"ligar, ligar sempre"
Os ditados populares valem mais pela sua solidez sonora que pela sua veracidade intrínseca. Por isso, prefiro os que têm uma "aliteraçãozita", aos que apresentam a "soluçãozona".
Gosto mais do som do ditado "não se misturam alhos com bugalhos" que do conteúdo. Se o som deste ditado tem uma certa harmonia, já o seu conteúdo não só é misterioso como velhíssimo. Misterioso porque 90% das pessoas que o usam não sabe o que é um bugalho, e velho porque para compreender o mundo de hoje é essencial misturar as pequenas plantas bolbosas da família das liliáceas ( os alhos) com as pequenas excrescências que nascem em virtude de picadas de insectos nessa mesma família de plantas (os bugalhos).

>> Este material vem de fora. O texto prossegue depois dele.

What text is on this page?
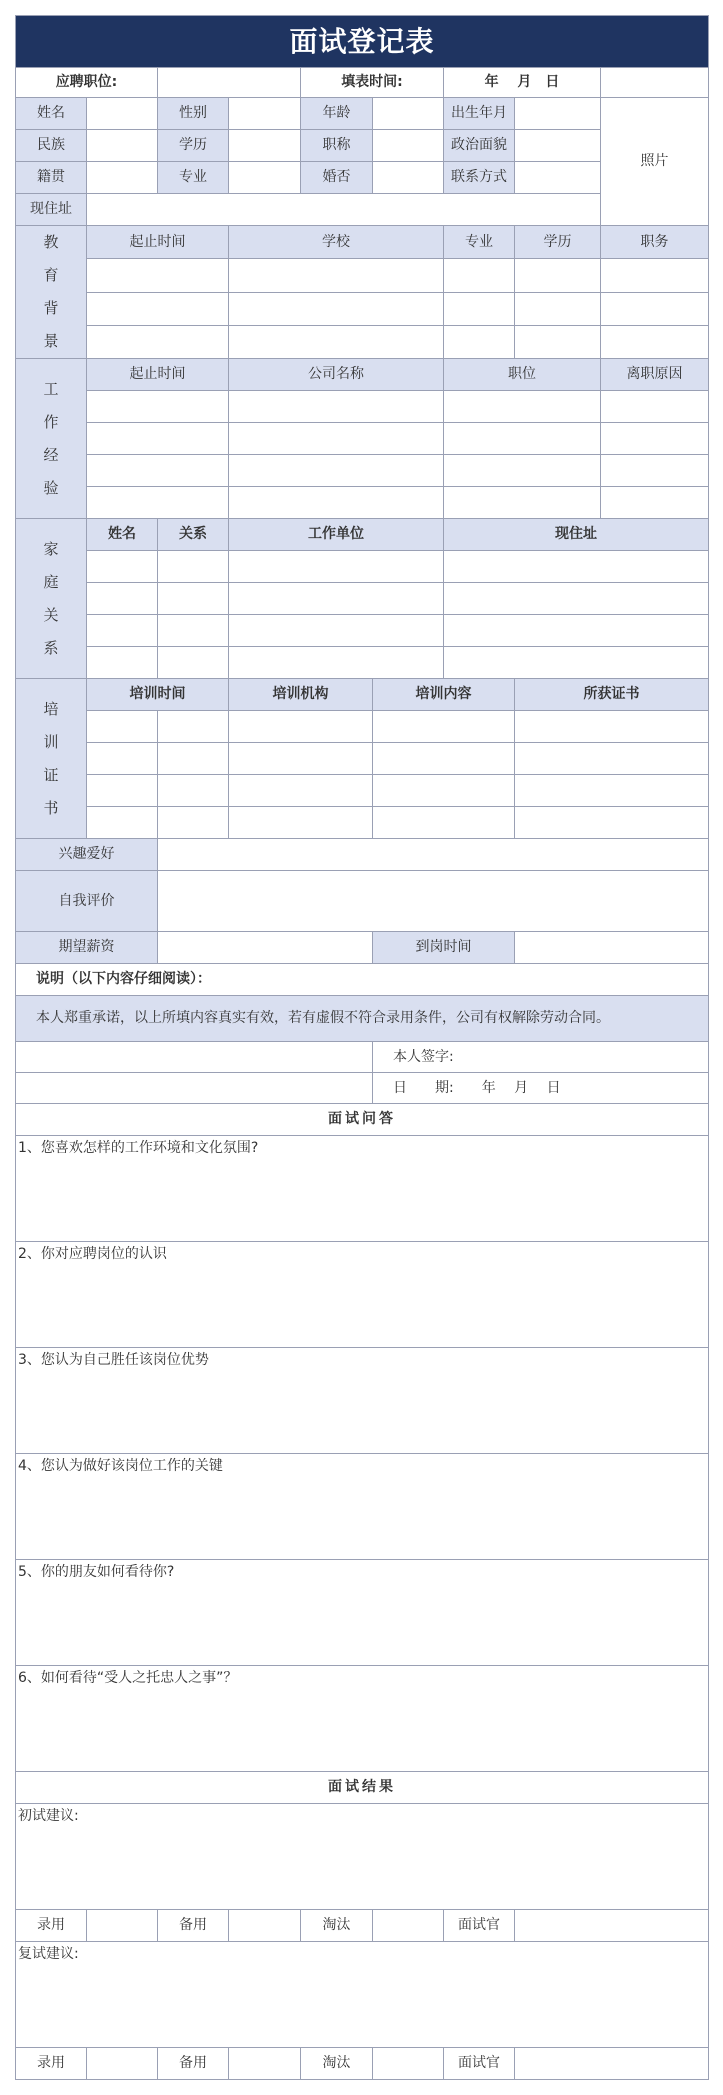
面试登记表								
应聘职位:				填表时间:		年　 月　日		
姓名		性别		年龄		出生年月		照片
民族		学历		职称		政治面貌		
籍贯		专业		婚否		联系方式		
现住址								
教育背景	起止时间		学校			专业	学历	职务

工作经验	起止时间		公司名称			职位		离职原因

家庭关系	姓名	关系	工作单位			现住址		

培训证书	培训时间		培训机构		培训内容		所获证书	

兴趣爱好								
自我评价								
期望薪资					到岗时间			
说明（以下内容仔细阅读）：								
本人郑重承诺，以上所填内容真实有效，若有虚假不符合录用条件，公司有权解除劳动合同。								
					本人签字:			
					日　　期:　　年　 月　 日			
面试问答								
1、您喜欢怎样的工作环境和文化氛围?								
2、你对应聘岗位的认识								
3、您认为自己胜任该岗位优势								
4、您认为做好该岗位工作的关键								
5、你的朋友如何看待你?								
6、如何看待“受人之托忠人之事”？								
面试结果								
初试建议:								
录用		备用		淘汰		面试官		
复试建议:								
录用		备用		淘汰		面试官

Hoje é necessário misturar o conselho de administração da Halliburton com os soldados Americanos no Iraque; é necessário misturar as concelhias do PS e do PSD com as comissões de coordenação; é necessário misturar os assessores dos ministros com os nomes da sua parentela mais próxima.
Hoje, para se conhecer um alho é necessário liga-lo ao bugalho. E é por isto que o ditado é velho: porque não serve para compreender o mundo. Mais: quando alguém impõe que se não misturem os alhos com os bugalhos está, deliberadamente ou por ignorância indesculpável, a impedir que se compreenda o mundo. Numa palavra, está a defender o mundo de ontem: uma realidade em que os fenómenos eram analisados isoladamente.
Hoje, para pensar é necessário misturar. "Ligar, ligar sempre" como escreveu Goethe. Isolar é errar. O especialista é um solipsista e um solipsista é um ignorante acabrunhado, enfezado e de abanos colados aos chavelhos, temendo aterrorizado pelo seu abafador (berlinde grande).